To conduct a repeated measures ANOVA followed by post-hoc tests in Python, you can use the `pingouin` library, which provides easy-to-use functions for conducting various statistical analyses, including ANOVA and post-hoc tests. First, you need to install the `pingouin` library if you haven't already:

pip install pingouin


Then, you can use the following code to perform the repeated measures ANOVA and post-hoc tests:

import pandas as pd
import pingouin as pg

# Sample data
data = {
    'Day': [1, 2, 3, 4, 5] * 3,  # Example days (repeated measures)
    'Store': ['A'] * 5 + ['B'] * 5 + ['C'] * 5,  # Store labels
    'Sales': [100, 110, 105, 115, 120, 90, 95, 100, 105, 110, 80, 85, 90, 95, 100]  # Sales data
}

df = pd.DataFrame(data)

# Repeated measures ANOVA
aov = pg.rm_anova(dv='Sales', within='Day', subject='Store', data=df)

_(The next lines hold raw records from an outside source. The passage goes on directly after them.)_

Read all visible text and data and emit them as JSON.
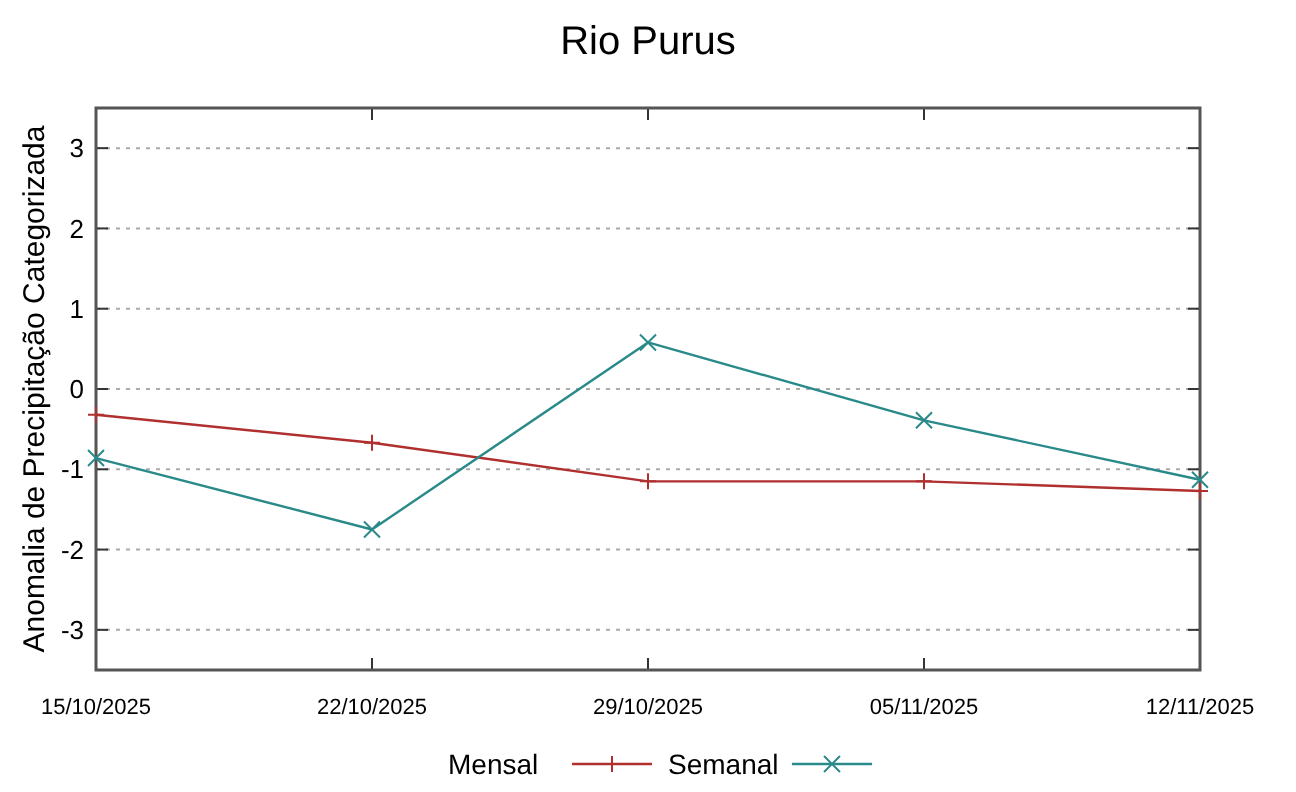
{
  "chart_data": {
    "type": "line",
    "title": "Rio Purus",
    "ylabel": "Anomalia de Precipitação Categorizada",
    "x": [
      "2025-10-15",
      "2025-10-22",
      "2025-10-29",
      "2025-11-05",
      "2025-11-12"
    ],
    "xlim": [
      "2025-10-15",
      "2025-11-12"
    ],
    "xticks": [
      {
        "value": "2025-10-15",
        "label": "15/10/2025"
      },
      {
        "value": "2025-10-22",
        "label": "22/10/2025"
      },
      {
        "value": "2025-10-29",
        "label": "29/10/2025"
      },
      {
        "value": "2025-11-05",
        "label": "05/11/2025"
      },
      {
        "value": "2025-11-12",
        "label": "12/11/2025"
      }
    ],
    "ylim": [
      -3.5,
      3.5
    ],
    "yticks": [
      -3,
      -2,
      -1,
      0,
      1,
      2,
      3
    ],
    "grid": "y",
    "legend": "bottom",
    "line_style": "solid",
    "series": [
      {
        "name": "Mensal",
        "color": "#b03030",
        "marker": "cross",
        "values": [
          -0.32,
          -0.67,
          -1.15,
          -1.15,
          -1.27
        ]
      },
      {
        "name": "Semanal",
        "color": "#2a8a8a",
        "marker": "x",
        "values": [
          -0.86,
          -1.75,
          0.58,
          -0.39,
          -1.13
        ]
      }
    ]
  }
}
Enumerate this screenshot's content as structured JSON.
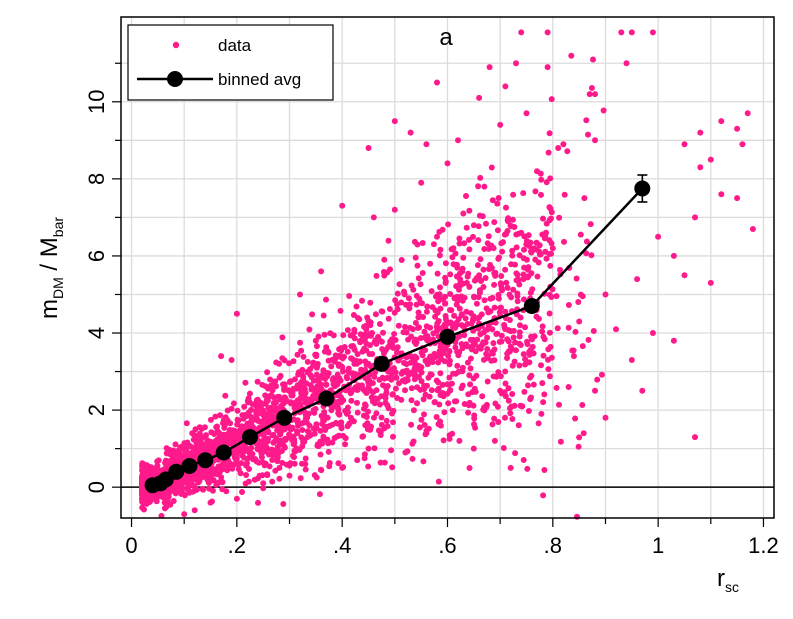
{
  "chart_data": {
    "type": "scatter",
    "title": "a",
    "xlabel": {
      "main": "r",
      "sub": "sc"
    },
    "ylabel": {
      "m": "m",
      "m_sub": "DM",
      "sep": " / ",
      "M": "M",
      "M_sub": "bar"
    },
    "xlim": [
      -0.02,
      1.22
    ],
    "ylim": [
      -0.8,
      12.2
    ],
    "x_ticks": [
      0,
      0.2,
      0.4,
      0.6,
      0.8,
      1.0,
      1.2
    ],
    "x_tick_labels": [
      "0",
      ".2",
      ".4",
      ".6",
      ".8",
      "1",
      "1.2"
    ],
    "x_minor_ticks": [
      0.1,
      0.3,
      0.5,
      0.7,
      0.9,
      1.1
    ],
    "y_ticks": [
      0,
      2,
      4,
      6,
      8,
      10
    ],
    "y_tick_labels": [
      "0",
      "2",
      "4",
      "6",
      "8",
      "10"
    ],
    "y_minor_ticks": [
      1,
      3,
      5,
      7,
      9,
      11
    ],
    "grid": true,
    "reference_line_y": 0,
    "legend": {
      "position": "top-left",
      "entries": [
        "data",
        "binned avg"
      ]
    },
    "colors": {
      "data": "#ff1a8c",
      "binned": "#000000",
      "grid": "#dcdcdc"
    },
    "series": [
      {
        "name": "binned avg",
        "x": [
          0.04,
          0.055,
          0.065,
          0.085,
          0.11,
          0.14,
          0.175,
          0.225,
          0.29,
          0.37,
          0.475,
          0.6,
          0.76,
          0.97
        ],
        "y": [
          0.05,
          0.1,
          0.2,
          0.4,
          0.55,
          0.7,
          0.9,
          1.3,
          1.8,
          2.3,
          3.2,
          3.9,
          4.7,
          7.75
        ],
        "error": [
          0,
          0,
          0,
          0,
          0,
          0,
          0,
          0,
          0,
          0,
          0,
          0,
          0,
          0.35
        ]
      },
      {
        "name": "data",
        "outliers": [
          [
            0.74,
            11.8
          ],
          [
            0.79,
            11.8
          ],
          [
            0.93,
            11.8
          ],
          [
            0.95,
            11.8
          ],
          [
            0.99,
            11.8
          ],
          [
            0.68,
            10.9
          ],
          [
            0.71,
            10.4
          ],
          [
            0.73,
            11.0
          ],
          [
            0.88,
            10.2
          ],
          [
            0.87,
            10.2
          ],
          [
            0.94,
            11.0
          ],
          [
            0.58,
            10.5
          ],
          [
            0.66,
            10.1
          ],
          [
            0.5,
            9.5
          ],
          [
            0.53,
            9.2
          ],
          [
            0.56,
            8.9
          ],
          [
            0.62,
            9.0
          ],
          [
            0.45,
            8.8
          ],
          [
            0.5,
            7.2
          ],
          [
            0.55,
            7.9
          ],
          [
            0.75,
            9.7
          ],
          [
            0.82,
            8.9
          ],
          [
            0.88,
            9.0
          ],
          [
            1.12,
            9.5
          ],
          [
            1.15,
            9.3
          ],
          [
            1.17,
            9.7
          ],
          [
            1.16,
            8.9
          ],
          [
            1.08,
            9.2
          ],
          [
            1.1,
            8.5
          ],
          [
            1.05,
            8.9
          ],
          [
            1.08,
            8.3
          ],
          [
            1.15,
            7.5
          ],
          [
            1.12,
            7.6
          ],
          [
            1.18,
            6.7
          ],
          [
            1.07,
            7.0
          ],
          [
            1.03,
            6.0
          ],
          [
            1.0,
            6.5
          ],
          [
            1.05,
            5.5
          ],
          [
            0.96,
            5.4
          ],
          [
            0.92,
            4.1
          ],
          [
            0.95,
            3.3
          ],
          [
            0.97,
            2.5
          ],
          [
            1.03,
            3.8
          ],
          [
            1.07,
            1.3
          ],
          [
            0.88,
            2.5
          ],
          [
            0.83,
            2.6
          ],
          [
            0.84,
            3.4
          ],
          [
            0.9,
            1.8
          ],
          [
            0.78,
            2.7
          ],
          [
            0.72,
            0.5
          ],
          [
            0.65,
            1.0
          ],
          [
            0.69,
            1.2
          ],
          [
            0.56,
            1.4
          ],
          [
            0.66,
            5.5
          ],
          [
            0.58,
            6.5
          ],
          [
            0.46,
            7.0
          ],
          [
            0.4,
            7.3
          ],
          [
            0.48,
            5.9
          ],
          [
            0.36,
            5.6
          ],
          [
            0.32,
            5.0
          ],
          [
            0.28,
            3.2
          ],
          [
            0.35,
            3.8
          ],
          [
            0.17,
            3.4
          ],
          [
            0.19,
            3.3
          ],
          [
            0.2,
            4.5
          ],
          [
            0.33,
            0.6
          ],
          [
            0.4,
            0.5
          ],
          [
            0.3,
            0.3
          ],
          [
            0.15,
            -0.4
          ],
          [
            0.12,
            -0.6
          ],
          [
            0.1,
            -0.7
          ],
          [
            0.2,
            -0.3
          ],
          [
            0.25,
            0.1
          ],
          [
            0.45,
            1.0
          ],
          [
            0.52,
            0.9
          ],
          [
            0.61,
            2.0
          ],
          [
            0.7,
            2.5
          ],
          [
            0.63,
            7.1
          ],
          [
            0.74,
            6.6
          ],
          [
            0.8,
            6.2
          ],
          [
            0.9,
            5.0
          ],
          [
            0.85,
            4.3
          ],
          [
            0.99,
            4.0
          ],
          [
            1.1,
            5.3
          ],
          [
            0.86,
            7.5
          ],
          [
            0.77,
            8.2
          ],
          [
            0.67,
            7.8
          ],
          [
            0.6,
            8.4
          ],
          [
            0.7,
            9.4
          ],
          [
            0.79,
            10.9
          ]
        ]
      }
    ]
  }
}
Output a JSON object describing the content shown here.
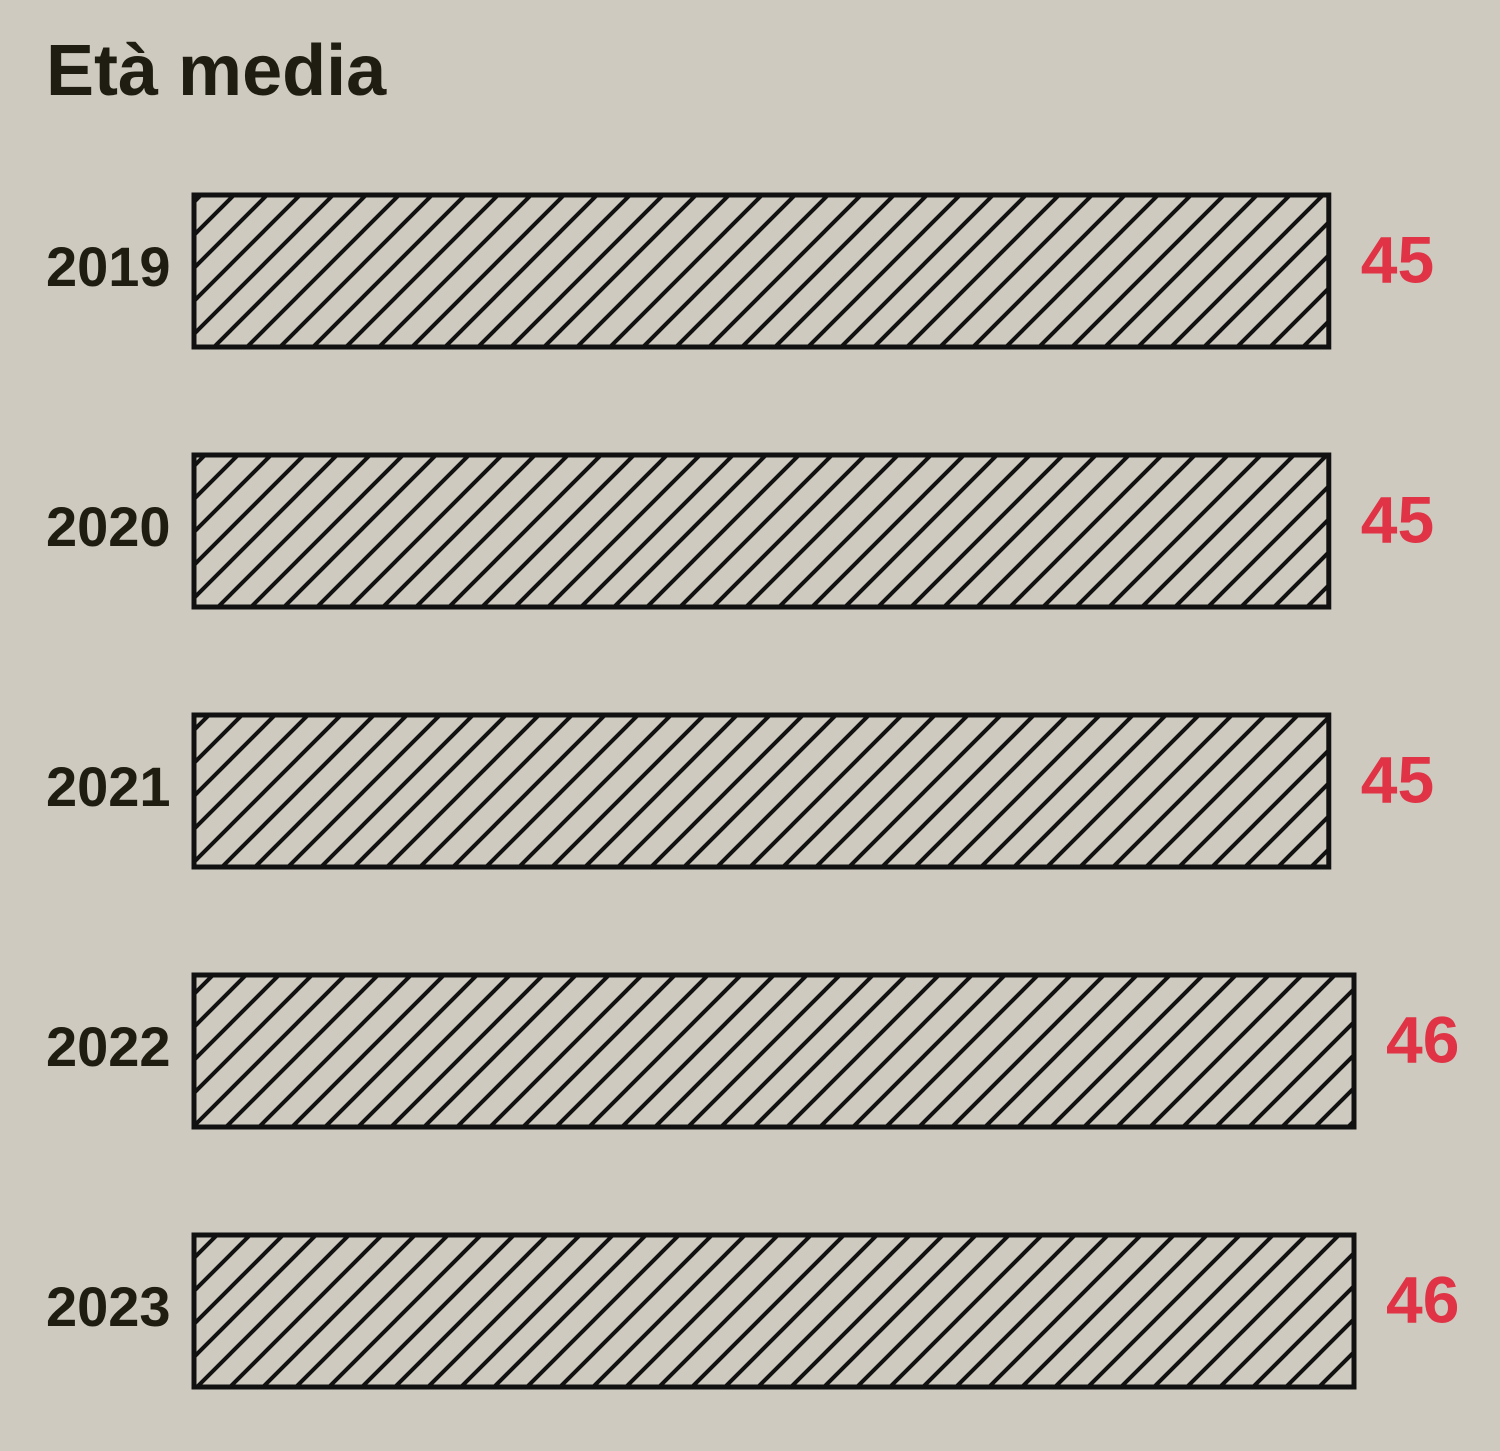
{
  "chart_data": {
    "type": "bar",
    "title": "Età media",
    "categories": [
      "2019",
      "2020",
      "2021",
      "2022",
      "2023"
    ],
    "values": [
      45,
      45,
      45,
      46,
      46
    ],
    "color": "#cfcabf",
    "label_color": "#e03345"
  }
}
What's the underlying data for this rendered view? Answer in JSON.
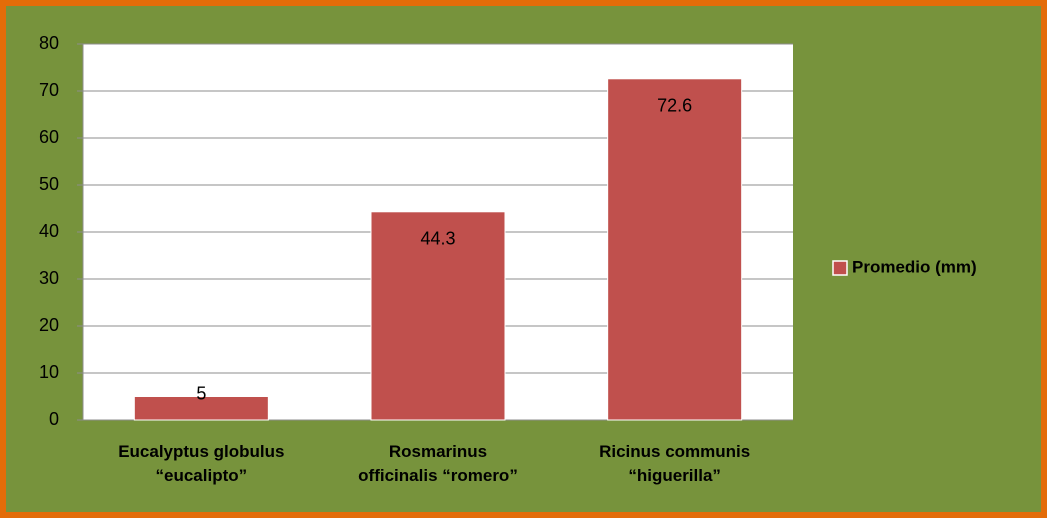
{
  "chart_data": {
    "type": "bar",
    "categories": [
      "Eucalyptus globulus\n“eucalipto”",
      "Rosmarinus\nofficinalis “romero”",
      "Ricinus communis\n“higuerilla”"
    ],
    "series": [
      {
        "name": "Promedio (mm)",
        "color": "#c0504d",
        "values": [
          5,
          44.3,
          72.6
        ]
      }
    ],
    "ylim": [
      0,
      80
    ],
    "yticks": [
      0,
      10,
      20,
      30,
      40,
      50,
      60,
      70,
      80
    ],
    "grid": true,
    "legend": "right"
  }
}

# Post-hoc tests (pairwise comparisons)
posthoc = pg.pairwise_ttests(dv='Sales', within='Day', subject='Store', data=df, padjust='bonf')

# Print ANOVA results
print("Repeated Measures ANOVA Results:")
print(aov)

# Print post-hoc test results
print("\nPost-hoc Tests (Pairwise Comparisons):")
print(posthoc)

In this code:
- We first create a DataFrame `df` containing the sales data for each store on each day.
- We then perform a repeated measures ANOVA using `pg.rm_anova()` from the `pingouin` library.
- Next, we conduct post-hoc pairwise comparisons using `pg.pairwise_ttests()` to determine which stores differ significantly from each other.
- Finally, we print the results of the ANOVA and post-hoc tests to interpret the findings.

Make sure to replace the example sales data with your actual data before running the code. This code will provide you with the necessary statistical results to determine if there are any significant differences in sales between the three stores and which stores differ significantly from each other.